Behind the Curtain:One Row
- Mel Remmers

- Mar 31
- 4 min read
Updated: May 11
Hello my friend,
Last week it hit me that this is my routine now. The band around my wrist and the question I can answer before they finish asking it.
‘What’s your name and birthday? How is your appetite ? Have you had a fever, cough or mouth sores ?..”Different nurse but the rhythm is the same. It comes out like a rap verse I already know, the kind people lean in for when someone hits every word from Eminem's "Lose Yourself" at Karaoke without missing a beat.
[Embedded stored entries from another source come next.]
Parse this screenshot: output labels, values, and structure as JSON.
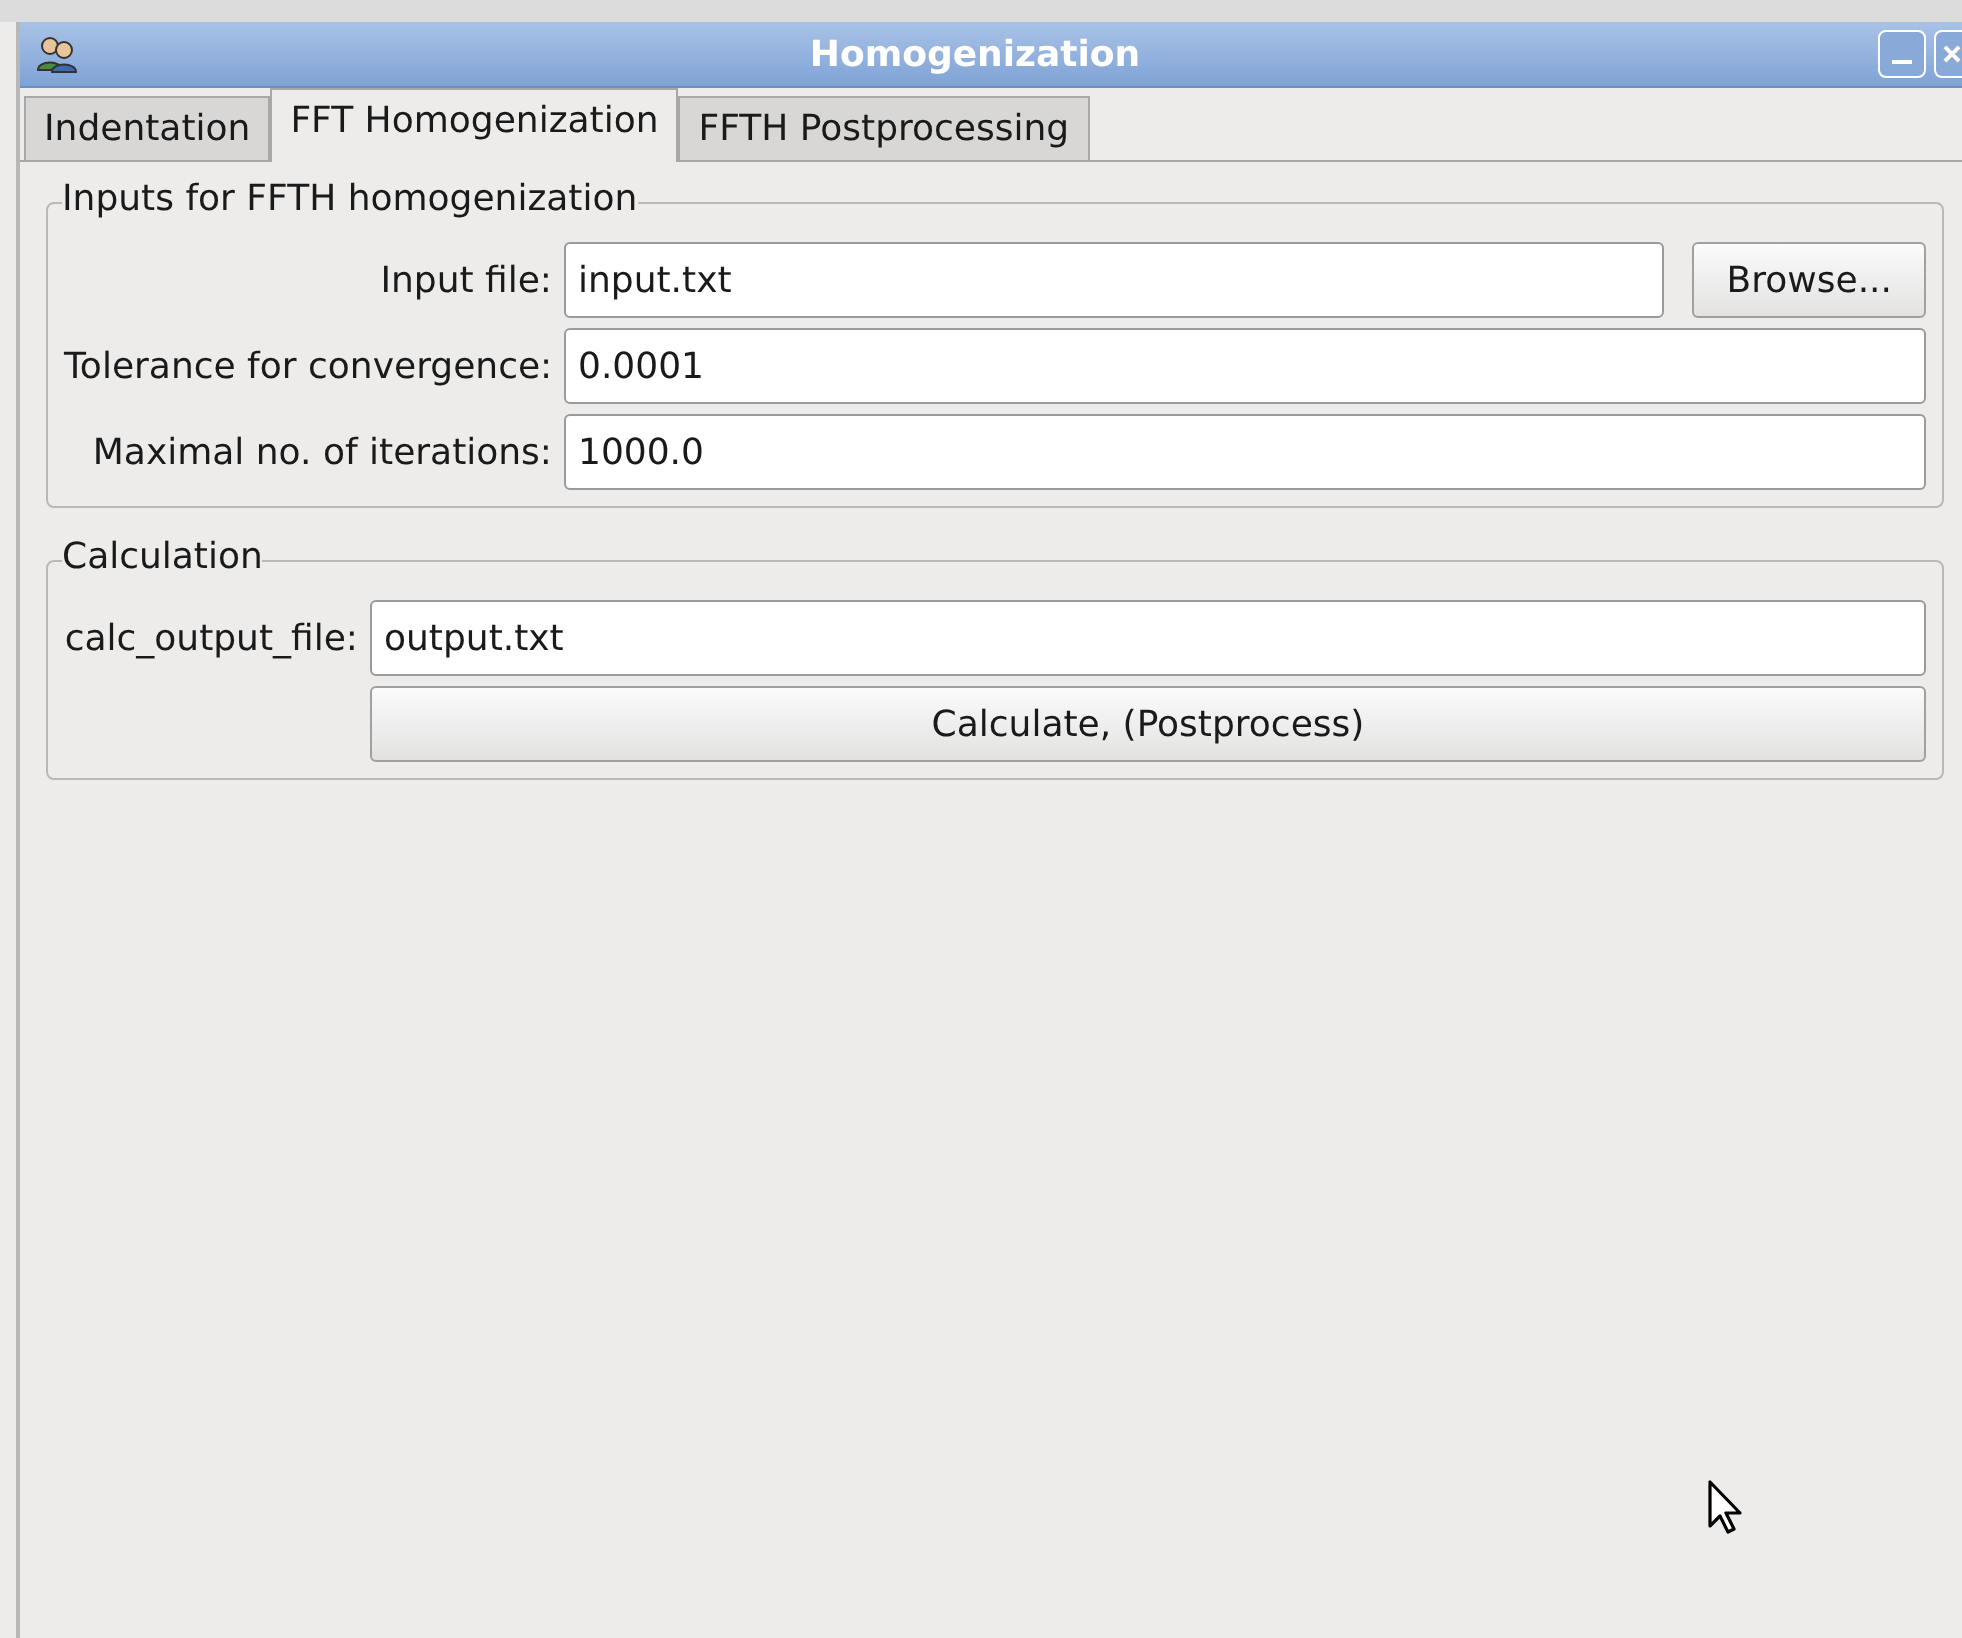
{
  "window": {
    "title": "Homogenization"
  },
  "tabs": [
    {
      "label": "Indentation",
      "selected": false
    },
    {
      "label": "FFT Homogenization",
      "selected": true
    },
    {
      "label": "FFTH Postprocessing",
      "selected": false
    }
  ],
  "groups": [
    {
      "title": "Inputs for FFTH homogenization",
      "fields": [
        {
          "label": "Input file:",
          "value": "input.txt",
          "button": "Browse..."
        },
        {
          "label": "Tolerance for convergence:",
          "value": "0.0001"
        },
        {
          "label": "Maximal no. of iterations:",
          "value": "1000.0"
        }
      ]
    },
    {
      "title": "Calculation",
      "fields": [
        {
          "label": "calc_output_file:",
          "value": "output.txt"
        }
      ],
      "action": "Calculate, (Postprocess)"
    }
  ]
}
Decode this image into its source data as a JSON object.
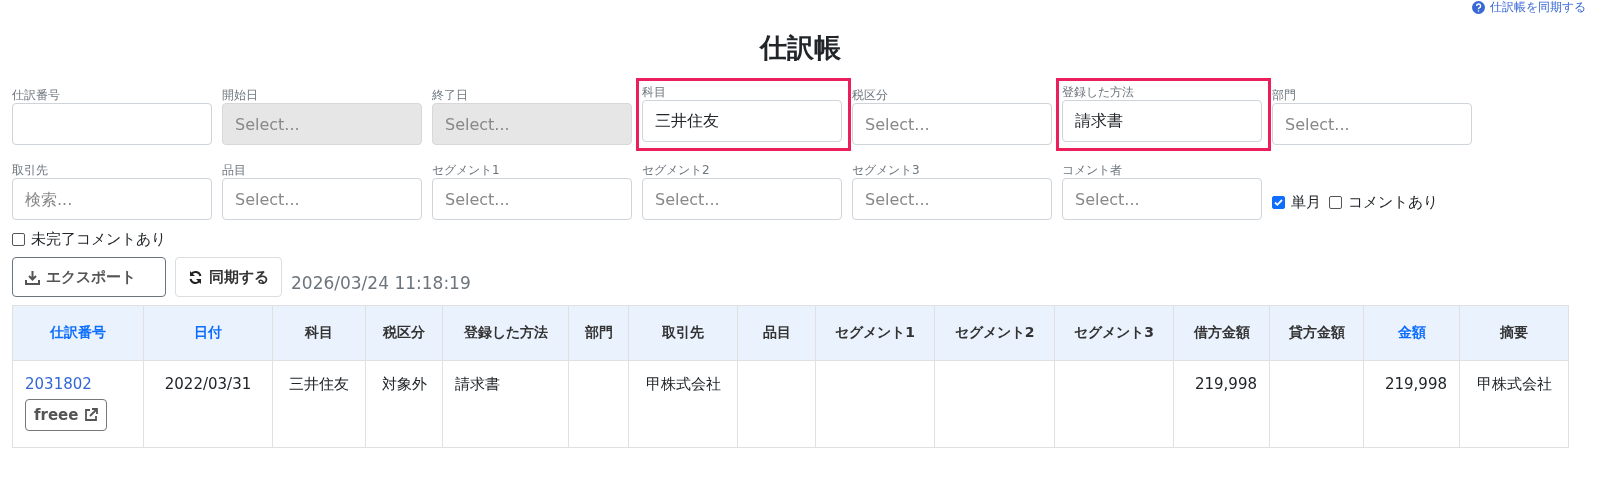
{
  "sync_link": {
    "label": "仕訳帳を同期する"
  },
  "title": "仕訳帳",
  "filters": [
    {
      "label": "仕訳番号",
      "disabled": false,
      "highlighted": false
    },
    {
      "label": "開始日",
      "placeholder": "Select...",
      "disabled": true,
      "highlighted": false
    },
    {
      "label": "終了日",
      "placeholder": "Select...",
      "disabled": true,
      "highlighted": false
    },
    {
      "label": "科目",
      "value": "三井住友",
      "disabled": false,
      "highlighted": true
    },
    {
      "label": "税区分",
      "placeholder": "Select...",
      "disabled": false,
      "highlighted": false
    },
    {
      "label": "登録した方法",
      "value": "請求書",
      "disabled": false,
      "highlighted": true
    },
    {
      "label": "部門",
      "placeholder": "Select...",
      "disabled": false,
      "highlighted": false
    },
    {
      "label": "取引先",
      "placeholder": "検索...",
      "disabled": false,
      "highlighted": false
    },
    {
      "label": "品目",
      "placeholder": "Select...",
      "disabled": false,
      "highlighted": false
    },
    {
      "label": "セグメント1",
      "placeholder": "Select...",
      "disabled": false,
      "highlighted": false
    },
    {
      "label": "セグメント2",
      "placeholder": "Select...",
      "disabled": false,
      "highlighted": false
    },
    {
      "label": "セグメント3",
      "placeholder": "Select...",
      "disabled": false,
      "highlighted": false
    },
    {
      "label": "コメント者",
      "placeholder": "Select...",
      "disabled": false,
      "highlighted": false
    }
  ],
  "inline_checks": [
    {
      "label": "単月",
      "checked": true
    },
    {
      "label": "コメントあり",
      "checked": false
    }
  ],
  "unresolved_check": {
    "label": "未完了コメントあり",
    "checked": false
  },
  "export_button": "エクスポート",
  "sync_button": "同期する",
  "last_synced": "2026/03/24 11:18:19",
  "table": {
    "columns": [
      {
        "label": "仕訳番号",
        "sortable": true
      },
      {
        "label": "日付",
        "sortable": true
      },
      {
        "label": "科目",
        "sortable": false
      },
      {
        "label": "税区分",
        "sortable": false
      },
      {
        "label": "登録した方法",
        "sortable": false
      },
      {
        "label": "部門",
        "sortable": false
      },
      {
        "label": "取引先",
        "sortable": false
      },
      {
        "label": "品目",
        "sortable": false
      },
      {
        "label": "セグメント1",
        "sortable": false
      },
      {
        "label": "セグメント2",
        "sortable": false
      },
      {
        "label": "セグメント3",
        "sortable": false
      },
      {
        "label": "借方金額",
        "sortable": false
      },
      {
        "label": "貸方金額",
        "sortable": false
      },
      {
        "label": "金額",
        "sortable": true
      },
      {
        "label": "摘要",
        "sortable": false
      }
    ],
    "rows": [
      {
        "link_button": "freee",
        "cells": [
          "2031802",
          "2022/03/31",
          "三井住友",
          "対象外",
          "請求書",
          "",
          "甲株式会社",
          "",
          "",
          "",
          "",
          "219,998",
          "",
          "219,998",
          "甲株式会社"
        ]
      }
    ]
  }
}
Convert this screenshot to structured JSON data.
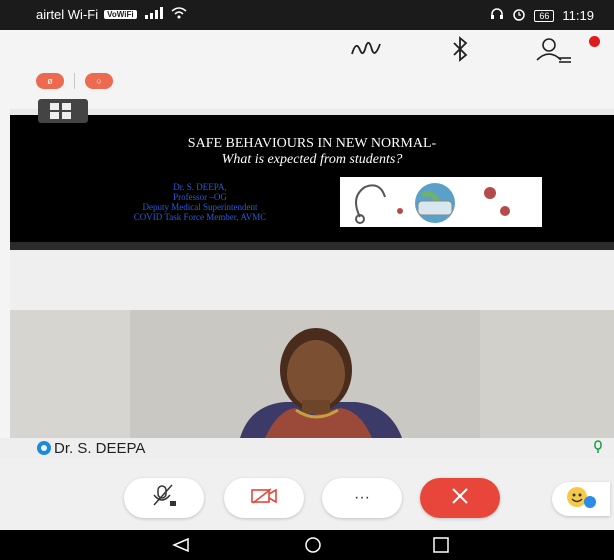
{
  "status_bar": {
    "carrier": "airtel Wi-Fi",
    "volte": "VoWiFi",
    "battery": "66",
    "time": "11:19"
  },
  "toolbar": {
    "icons": [
      "scribble-icon",
      "bluetooth-icon",
      "participants-icon"
    ]
  },
  "pills": [
    "ø",
    "○"
  ],
  "slide": {
    "title": "SAFE BEHAVIOURS IN NEW NORMAL-",
    "subtitle": "What is expected from students?",
    "presenter_lines": [
      "Dr. S. DEEPA,",
      "Professor –OG",
      "Deputy Medical Superintendent",
      "COVID Task Force Member, AVMC"
    ]
  },
  "participant": {
    "name": "Dr. S. DEEPA"
  },
  "controls": {
    "more_label": "···"
  },
  "colors": {
    "hangup": "#e8463a",
    "pill": "#ec6a50",
    "presenter_text": "#2a5cd7",
    "notification_dot": "#e01b1b"
  }
}
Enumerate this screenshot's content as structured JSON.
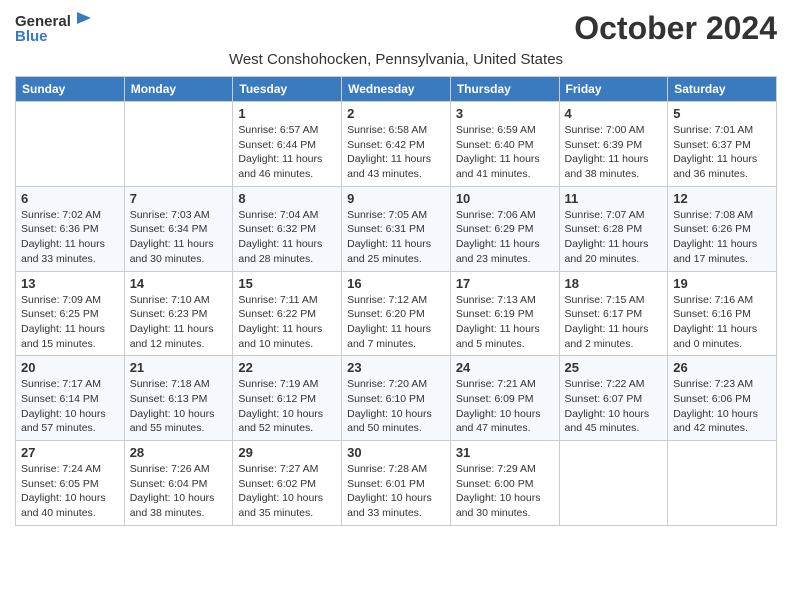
{
  "header": {
    "logo_general": "General",
    "logo_blue": "Blue",
    "month": "October 2024",
    "location": "West Conshohocken, Pennsylvania, United States"
  },
  "weekdays": [
    "Sunday",
    "Monday",
    "Tuesday",
    "Wednesday",
    "Thursday",
    "Friday",
    "Saturday"
  ],
  "weeks": [
    [
      {
        "day": "",
        "info": ""
      },
      {
        "day": "",
        "info": ""
      },
      {
        "day": "1",
        "info": "Sunrise: 6:57 AM\nSunset: 6:44 PM\nDaylight: 11 hours and 46 minutes."
      },
      {
        "day": "2",
        "info": "Sunrise: 6:58 AM\nSunset: 6:42 PM\nDaylight: 11 hours and 43 minutes."
      },
      {
        "day": "3",
        "info": "Sunrise: 6:59 AM\nSunset: 6:40 PM\nDaylight: 11 hours and 41 minutes."
      },
      {
        "day": "4",
        "info": "Sunrise: 7:00 AM\nSunset: 6:39 PM\nDaylight: 11 hours and 38 minutes."
      },
      {
        "day": "5",
        "info": "Sunrise: 7:01 AM\nSunset: 6:37 PM\nDaylight: 11 hours and 36 minutes."
      }
    ],
    [
      {
        "day": "6",
        "info": "Sunrise: 7:02 AM\nSunset: 6:36 PM\nDaylight: 11 hours and 33 minutes."
      },
      {
        "day": "7",
        "info": "Sunrise: 7:03 AM\nSunset: 6:34 PM\nDaylight: 11 hours and 30 minutes."
      },
      {
        "day": "8",
        "info": "Sunrise: 7:04 AM\nSunset: 6:32 PM\nDaylight: 11 hours and 28 minutes."
      },
      {
        "day": "9",
        "info": "Sunrise: 7:05 AM\nSunset: 6:31 PM\nDaylight: 11 hours and 25 minutes."
      },
      {
        "day": "10",
        "info": "Sunrise: 7:06 AM\nSunset: 6:29 PM\nDaylight: 11 hours and 23 minutes."
      },
      {
        "day": "11",
        "info": "Sunrise: 7:07 AM\nSunset: 6:28 PM\nDaylight: 11 hours and 20 minutes."
      },
      {
        "day": "12",
        "info": "Sunrise: 7:08 AM\nSunset: 6:26 PM\nDaylight: 11 hours and 17 minutes."
      }
    ],
    [
      {
        "day": "13",
        "info": "Sunrise: 7:09 AM\nSunset: 6:25 PM\nDaylight: 11 hours and 15 minutes."
      },
      {
        "day": "14",
        "info": "Sunrise: 7:10 AM\nSunset: 6:23 PM\nDaylight: 11 hours and 12 minutes."
      },
      {
        "day": "15",
        "info": "Sunrise: 7:11 AM\nSunset: 6:22 PM\nDaylight: 11 hours and 10 minutes."
      },
      {
        "day": "16",
        "info": "Sunrise: 7:12 AM\nSunset: 6:20 PM\nDaylight: 11 hours and 7 minutes."
      },
      {
        "day": "17",
        "info": "Sunrise: 7:13 AM\nSunset: 6:19 PM\nDaylight: 11 hours and 5 minutes."
      },
      {
        "day": "18",
        "info": "Sunrise: 7:15 AM\nSunset: 6:17 PM\nDaylight: 11 hours and 2 minutes."
      },
      {
        "day": "19",
        "info": "Sunrise: 7:16 AM\nSunset: 6:16 PM\nDaylight: 11 hours and 0 minutes."
      }
    ],
    [
      {
        "day": "20",
        "info": "Sunrise: 7:17 AM\nSunset: 6:14 PM\nDaylight: 10 hours and 57 minutes."
      },
      {
        "day": "21",
        "info": "Sunrise: 7:18 AM\nSunset: 6:13 PM\nDaylight: 10 hours and 55 minutes."
      },
      {
        "day": "22",
        "info": "Sunrise: 7:19 AM\nSunset: 6:12 PM\nDaylight: 10 hours and 52 minutes."
      },
      {
        "day": "23",
        "info": "Sunrise: 7:20 AM\nSunset: 6:10 PM\nDaylight: 10 hours and 50 minutes."
      },
      {
        "day": "24",
        "info": "Sunrise: 7:21 AM\nSunset: 6:09 PM\nDaylight: 10 hours and 47 minutes."
      },
      {
        "day": "25",
        "info": "Sunrise: 7:22 AM\nSunset: 6:07 PM\nDaylight: 10 hours and 45 minutes."
      },
      {
        "day": "26",
        "info": "Sunrise: 7:23 AM\nSunset: 6:06 PM\nDaylight: 10 hours and 42 minutes."
      }
    ],
    [
      {
        "day": "27",
        "info": "Sunrise: 7:24 AM\nSunset: 6:05 PM\nDaylight: 10 hours and 40 minutes."
      },
      {
        "day": "28",
        "info": "Sunrise: 7:26 AM\nSunset: 6:04 PM\nDaylight: 10 hours and 38 minutes."
      },
      {
        "day": "29",
        "info": "Sunrise: 7:27 AM\nSunset: 6:02 PM\nDaylight: 10 hours and 35 minutes."
      },
      {
        "day": "30",
        "info": "Sunrise: 7:28 AM\nSunset: 6:01 PM\nDaylight: 10 hours and 33 minutes."
      },
      {
        "day": "31",
        "info": "Sunrise: 7:29 AM\nSunset: 6:00 PM\nDaylight: 10 hours and 30 minutes."
      },
      {
        "day": "",
        "info": ""
      },
      {
        "day": "",
        "info": ""
      }
    ]
  ]
}
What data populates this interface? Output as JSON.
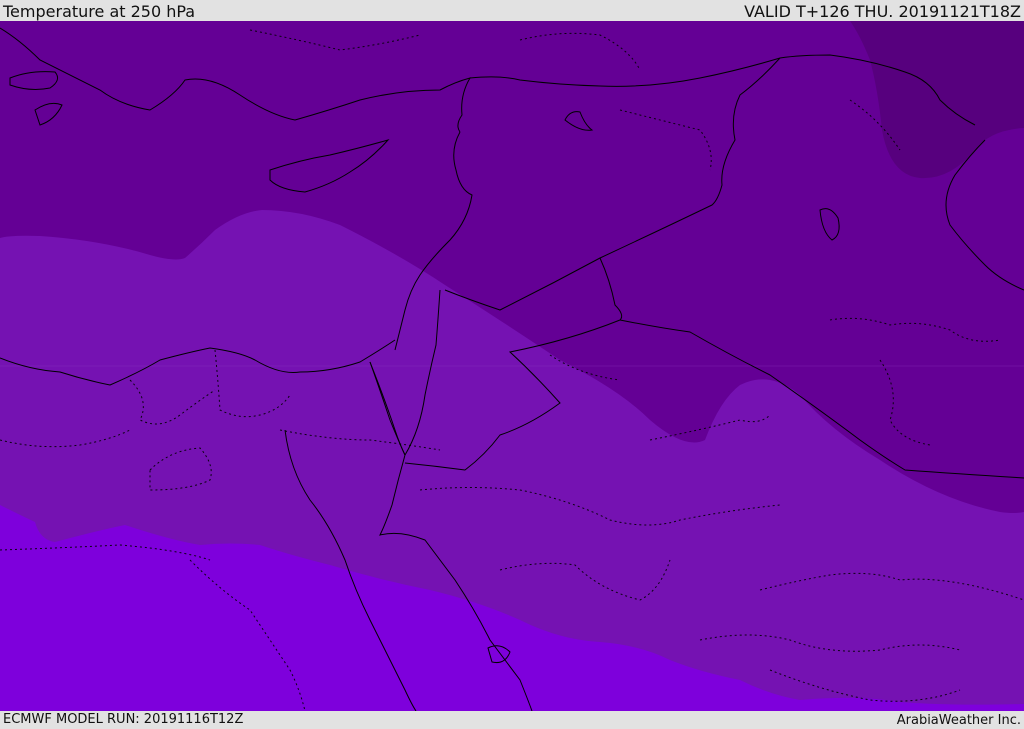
{
  "header": {
    "title": "Temperature at 250 hPa",
    "valid": "VALID T+126 THU. 20191121T18Z"
  },
  "footer": {
    "model_run": "ECMWF MODEL RUN: 20191116T12Z",
    "credit": "ArabiaWeather Inc."
  },
  "map": {
    "layer": "temperature-contour-fill",
    "bands": [
      {
        "name": "coldest-band",
        "color": "#57007e"
      },
      {
        "name": "cold-band",
        "color": "#640095"
      },
      {
        "name": "mid-band",
        "color": "#7512b2"
      },
      {
        "name": "warm-band",
        "color": "#7e00dc"
      }
    ],
    "line_colors": {
      "coastline": "#000000",
      "border": "#000000"
    }
  }
}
I posted a photo of it to my Instagram Stories and wrote,
“Feels like Groundhog Day”
Comments about my outfits on my Infusion OOTD make me smile. Some have said I need to have a fashion account. My younger self, that owned a vintage resale shop in my garage, squealed.
What I didn’t expect was a message that came in almost immediately:
“I was diagnosed on Groundhog Day in 2017… Two failed treatments and 20 rounds of chemo later, I’m 8 years in remission. Miracles happen. Even on Groundhog Days. You’ve got this.”
It wasn’t hope that caught me. I’ve learned to not attach myself to other peoples outcomes. In the cancer community you are told, over and over, that no two diagnoses are the same. I've learned to be careful with hope when it comes from someone else's story. What I felt was the bridge of connection. The kind that doesn’t fix anything but settles something inside you and reminds you that you’re not the only one sitting in it. The familiar feeling I get when I finish a painting, when layers I didn’t plan somehow come together and resolve themselves into something that makes sense.
It pinged a recent memory. I had listened to a podcast where Ethan Hawke mentioned, in passing, about a line from The Dude and the Zen Master., the old song, “Row, row, row your boat, gently down the stream, merrily, life is but a dream.” It’s a simple child’s song we all know and grew up singing it. A song so familiar it almost disappears, like something stitched into childhood, remembered without ever being revisited.
Row your boat.
I started to picture it, like the Lady of Shalott in a small wooden boat, the current already moving beneath her. Whether I do anything or not, the river keeps going. It doesn’t stop when I panic or speed up when I try to plan my way through it. It just moves. And that’s the point. My job isn’t to control it or predict it. Just to stay in the boat. To row once, gently, on the days I feel like I’ve lost it.
To keep my hands on the damn paddle.
Because that’s where I was.
I had just found out I didn’t qualify for a clinical trial I had been waiting on for three months. I didn’t have the mutation they were looking for. I know it wasn’t personal. I mean I didn’t apply to an Ivy League school but, it still felt like a door I needed, and it closed.
I didn’t say much about it at first. I mentioned it to my husband and then moved on. It was there and I couldn’t avoid it. It felt like I am standing in front of something that is supposed to open and instead I was left staring at the frame.
We’re looking into other options now. For the moment, those options are intensive chemotherapy protocols, and I know what they ask of you. My disease starts in the negative, which means there’s only so much we can do.
I ended up sharing a small piece of that in my stories. I wasn’t being dramatic, it was just enough to acknowledge it, but then…my inbox started filling up.
Message after message. People telling me about their losses, their fears, the ways they are showing kindness for someone they love. Not performative or transactional. I read them more than once and not out of obligation, but because I needed to.
If I’m being honest I had been pulling back. Not out loss because I didn’t have anything to say, but because even saying it felt like too much. On a good day I’m sitting at a level five pain with low grade nausea. It’s always humming in the background. Not loud enough to explain and not quiet enough to ignore. That’s not something people really want to hear, and it’s not something I want to repeat out loud. Trust me, I get tired of myself.
The world already feels heavy and I didn’t want to add to it.
Once again you showed me as I read through those messages that sharing my pain and sadness doesn’t add weight, it distributes it. It doesn’t make anything disappear, but it changes how it’s carried. It makes it feel possible, together.
One message in particular has stayed with me:
“Your journey resonates with me even more since my daughter was diagnosed with metastatic breast cancer in January. You have helped more people than you will ever know. I am a better advocate for her in her journey because of things I've learned from you. Words can never express how much I appreciate what I've learned from your cancer journey but I enjoy your talent, your artistic eye, humor and beauty.
Your husband has set the bar for what my granddaughter wants in a partner. ( You are touching generations). You are definitely so much more than your dx and so is my daughter. Thank you.”
I had to catch my breath. That one stopped me.
It reminded me that even when I question everything, when I want answers instead of understanding, when I’m praying for the day something might finally be called unremarkable, what I’m sharing is part of something larger for me. It’s become my creative offering.
So for that, thank you for being here with me. I needed you to know…..
I’ll keep rowing.
One row.
xo,

PS. What are you carrying right now? Have you said it out loud?